The approaches we use are experimental tests, numerical simulation, modeling of
migration, risk analysis, and development of a computer program.
Experimental tests can simulate river flow in a controlled environment.
Influential parameters can be chosen, adjusted, and varied systematically to quantify
their influence on the problem. The role of numerical simulation is to model the flow
field and the stress field at the soil-water interface. Migration modeling is intended to
integrate the results of experimental tests and numerical simulations and to develop a
model which can make predictions. The Hyperbolic Model is used and its two major
components Mmax equation and τmax equation are developed. Uncertainties in the
parameters used for prediction make deterministic prediction less meaningful. Risk
analysis is used to make the prediction based on a probabilistic approach. Hand
calculation is too laborious to apply these procedures. Thus the development of a user
friendly computer program is needed to automate the calculations.

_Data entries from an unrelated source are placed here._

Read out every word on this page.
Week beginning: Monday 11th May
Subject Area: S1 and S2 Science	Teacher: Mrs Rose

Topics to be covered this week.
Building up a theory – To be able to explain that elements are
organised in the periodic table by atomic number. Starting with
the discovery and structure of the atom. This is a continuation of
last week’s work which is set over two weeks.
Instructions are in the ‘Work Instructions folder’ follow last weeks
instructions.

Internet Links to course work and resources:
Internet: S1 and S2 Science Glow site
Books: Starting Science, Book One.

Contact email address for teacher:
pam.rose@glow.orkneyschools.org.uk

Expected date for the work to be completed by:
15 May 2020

Experiments performed show that the Hyperbolic Model matches the test data
well and is suitable for the prediction of meander migration. Based on analysis of shear stress data from numerical simulation, the τmax equation was derived for the Hyperbolic
Model. Extensive work on the simplification of river geometry produced a working
solution. The geometry of river channels can be automatically simplified into arcs and
straight lines. Future hydrograph is critical to risk analysis. Tens of thousands of
hydrographs bearing the same statistical characteristics as in history can be generated.
The final product that can be directly used, the MEANDER program, consists of 11,600
lines of code in C++ and 2,500 lines of code in Matlab, not including the part of risk
analysis. The computer program is ready for practice engineers to make predictions
based on the findings of this research. | en |